Here is a before and after example of the same ePSF. Oversampling: 4x, polynomial2D degree: 2, kernel array size: 7x7. One image, 72 stars found (some may be hot pixels but removing them doesn't change the grid artefact).

Before: epsf_before

After: epsf_after

        elif self.smoothing_kernel == 'custom':
            from astropy.modeling import models, fitting
            edge = 7
            array = np.zeros((edge,edge))
            mid = int(np.floor(edge/2))
            array[mid,mid] = 1
            gy, gx = np.mgrid[:edge,:edge]
            pinit = models.Polynomial2D(degree=2)
            fitp = fitting.LevMarLSQFitter()

            p = fitp(pinit,gx,gy,array)
            kernel = np.asarray(p(gx,gy))
            kernel[kernel < 0] = 0
        else:
            raise TypeError('Unsupported kernel.')
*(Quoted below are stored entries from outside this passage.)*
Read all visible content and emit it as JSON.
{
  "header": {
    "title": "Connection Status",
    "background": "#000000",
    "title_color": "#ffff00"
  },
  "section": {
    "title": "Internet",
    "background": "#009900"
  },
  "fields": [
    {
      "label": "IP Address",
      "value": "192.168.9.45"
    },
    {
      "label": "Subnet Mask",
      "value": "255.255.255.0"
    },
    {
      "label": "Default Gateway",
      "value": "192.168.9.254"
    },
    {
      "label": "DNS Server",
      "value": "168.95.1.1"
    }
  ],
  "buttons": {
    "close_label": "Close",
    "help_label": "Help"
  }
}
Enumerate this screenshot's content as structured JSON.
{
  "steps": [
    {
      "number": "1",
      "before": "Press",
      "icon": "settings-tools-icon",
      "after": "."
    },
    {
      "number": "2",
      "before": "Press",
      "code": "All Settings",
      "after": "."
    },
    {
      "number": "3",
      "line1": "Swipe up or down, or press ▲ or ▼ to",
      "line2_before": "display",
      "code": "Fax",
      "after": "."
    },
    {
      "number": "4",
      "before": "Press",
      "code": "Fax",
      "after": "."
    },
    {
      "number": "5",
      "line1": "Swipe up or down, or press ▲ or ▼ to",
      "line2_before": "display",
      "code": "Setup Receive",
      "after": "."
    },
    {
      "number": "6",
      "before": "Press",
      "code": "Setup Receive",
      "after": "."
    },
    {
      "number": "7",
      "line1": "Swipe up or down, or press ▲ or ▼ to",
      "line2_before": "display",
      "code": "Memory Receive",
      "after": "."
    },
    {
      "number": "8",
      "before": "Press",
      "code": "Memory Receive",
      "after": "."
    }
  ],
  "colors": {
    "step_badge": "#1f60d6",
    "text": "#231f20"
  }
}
        return kernel, convolve(epsf_data, kernel)
ghost commented 9 months ago

I am trying to perform Quasar PSF subtraction after getting my epsf from this code. But I am not getting a good subtracted image which I presume is due to some issues in my psf. This is what I am getting as a result of generating the psf for my image: Screenshot 2023-12-07 123841 Though the psf looks good the only issue is that my quasar subtracted image isn't what it is supposed to look like. It looks something like: Screenshot 2023-12-07 124049 The black region clearly shows that it hasn't been properly subtracted. Does anyone have any idea as to what could be the issue? Any help would be appreciated

Astro-Sean commented 4 months ago

HI @AuroraBorealis30 - I am running into a similar issue with the PSF subtractions - did you find a solution to this?